Football and Society



Football – which is called “soccer” in North America but “football” in the rest of the world – is the most popular of sports. Like almost everything else it’s changed since I was young, not necessarily for the better. Nowadays, the top European clubs are big business and have huge national and international  followings. Lesser clubs struggle to pay their way.

This growing disparity between rich and poor reflects the deepening socioeconomic divisions in the UK and elsewhere. A million citizens in the world’s fifth richest country have to rely on food banks supported by charitable donations to keep themselves and their families alive. The analogy between football and wider society is worth examining.

There’s always been a gulf between the successful and the unsuccessful, but during recent decades in the UK it’s deepened to an abyss. The disparity between the richest and poorest in society is greater now than when Dickens was writing, and most people accept this as the norm, without protest, even without questioning. Our top football clubs and their star players are among the richest, while the fans who support them include some of the poorest. This too is accepted as the norm.

Sixty or seventy years ago, the players in our top football clubs were workers. Their incomes were on a par with the factory workers who watched them play on Saturday afternoons. Travelling to matches when we were boys, we often shared train carriages with the stars of our team, whom we badgered for autographs. Now the top players earn more in a week than the average worker can earn in four years, and they travel in top of the range sports cars, not public transport.

When I was young, most of the top players had been born and bred within a few miles of the ground on which they played. A few came from further afield, but none from outside the country. Therefore, team was rooted in its ‘home territory’. Nowadays, top players are commodities, traded internationally with transfer fees typically running to tens of millions of pounds and earning wages to match. If you support a top Premier League football team you’ll be lucky to see even one or two players on the field who were born and bred anywhere nearby. The others will represent a significant cross-section of the United Nations.

All that links a present-day team to its ‘home territory’ is the community of fans, who continue to follow that team, come what may, irrespective of the ways in which the game, the players and the grounds have all changed. Yet the big clubs aren’t much interested in fans. Television rights bring in more revenue than season tickets, so the television channels take precedence over faithful supporters.

The richest clubs sell merchandise to their followers all over the world, making themselves richer. This enables them to buy the most expensive players. The most expensive players increase the likelihood of success on the field, and therefore the chance of winning trophies and big-money prizes. Nothing succeeds like success. And in football, as elsewhere in society, success and riches are intimately entwined. The poorest clubs sell little merchandise because they have few supporters and can’t afford to generate much merchandise anyway. So they can’t buy expensive players and are unlikely to prosper on the field or win trophies and rich prizes. So they continue to be poor. In some cases they run into debt and can’t even afford to pay the players’ meagre wages.
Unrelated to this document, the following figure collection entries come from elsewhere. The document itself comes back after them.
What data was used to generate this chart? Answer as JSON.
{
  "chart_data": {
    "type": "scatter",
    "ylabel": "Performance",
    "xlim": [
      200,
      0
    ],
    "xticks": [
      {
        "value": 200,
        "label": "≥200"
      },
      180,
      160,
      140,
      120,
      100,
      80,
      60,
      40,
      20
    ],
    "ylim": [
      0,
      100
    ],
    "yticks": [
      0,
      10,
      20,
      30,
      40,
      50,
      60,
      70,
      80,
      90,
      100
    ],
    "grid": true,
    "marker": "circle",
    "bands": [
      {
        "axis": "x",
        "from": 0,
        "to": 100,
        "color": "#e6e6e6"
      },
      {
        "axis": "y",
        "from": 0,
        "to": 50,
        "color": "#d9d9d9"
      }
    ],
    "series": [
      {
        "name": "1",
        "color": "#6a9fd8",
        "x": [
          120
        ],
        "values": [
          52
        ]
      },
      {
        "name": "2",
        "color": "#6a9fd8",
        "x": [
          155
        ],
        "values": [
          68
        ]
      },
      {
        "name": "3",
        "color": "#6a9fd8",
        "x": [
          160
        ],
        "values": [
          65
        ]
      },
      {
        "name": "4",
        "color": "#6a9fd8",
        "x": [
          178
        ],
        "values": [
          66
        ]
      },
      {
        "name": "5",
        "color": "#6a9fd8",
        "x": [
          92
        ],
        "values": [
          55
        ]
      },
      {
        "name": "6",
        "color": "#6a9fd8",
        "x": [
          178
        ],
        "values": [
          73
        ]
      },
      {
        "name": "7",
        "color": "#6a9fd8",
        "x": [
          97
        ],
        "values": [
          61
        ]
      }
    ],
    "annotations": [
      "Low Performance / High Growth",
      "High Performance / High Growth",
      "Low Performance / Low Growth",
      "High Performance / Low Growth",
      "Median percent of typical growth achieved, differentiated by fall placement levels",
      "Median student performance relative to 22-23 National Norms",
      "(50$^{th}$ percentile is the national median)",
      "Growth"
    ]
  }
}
And do the rich clubs help the poor ones out? Guess.

The pressure on football players to succeed leads to systematic rule-breaking. When I was a boy, players committing deliberate fouls were roundly booed by the spectators, including their own supporters. Now, breaking the rules of the game has become an accepted part of the game itself. If you’re tackled, it’s almost de rigueur to fall over and feign injury in the hope of winning a free kick or a penalty and perhaps getting your opponent booked. If an opposing striker has broken through your defence and is heading for goal, you’re expected to trip him up or grab his shirt in order to stop him, at the expense of getting yourself booked; it’s known as “taking one for the team”. Thus, the world’s most popular sport, watched week in and week out by millions, including children, has degenerated into a morass of foul play. Of course it’s still a great spectacle, with brilliant individual and team skills on display, but it’s profoundly and incurably infected by rule-breaking. The top players are role models for our youngsters. So what is the game teaching them? It’s teaching them that it’s right to break rules, even break the law, in pursuit of individual and collective success. It’s teaching them to behave as the top bankers did in the build-up to the global financial crisis of 2007-8.

Moreover, since football makes very big money, and big money breeds corruption, football has become corrupt. The scandal that recently engulfed FIFA made international news headlines, though it could and should have been predicted. But there’s corruption at national level, too. Within the past few days, HMRC (the UK’s tax inspectorate) has raided two of England’s Premier League clubs. It’s the tip of the iceberg. Officials, players and agents are likely to face fraud charges. To those who have even more shall be given, and if it isn’t given they’ll take it anyway. Meanwhile, the less privileged lose out.

Once again, this picture seems to reflect evils of the banking industry during the past decade. Top bankers known to have broken the law continue to flourish, while those lower down the pecking order languish in prison, and small businesses that banks ought to support go to the wall.

The appalling disparity in wealth and the accompanying decline (or demise) of public morality is harming our society, nationally or internationally. And it isn’t good for football, either. Football does seem to mirror the wider culture: it glitters with wealth, but what lies beneath the glitter doesn’t bear contemplation.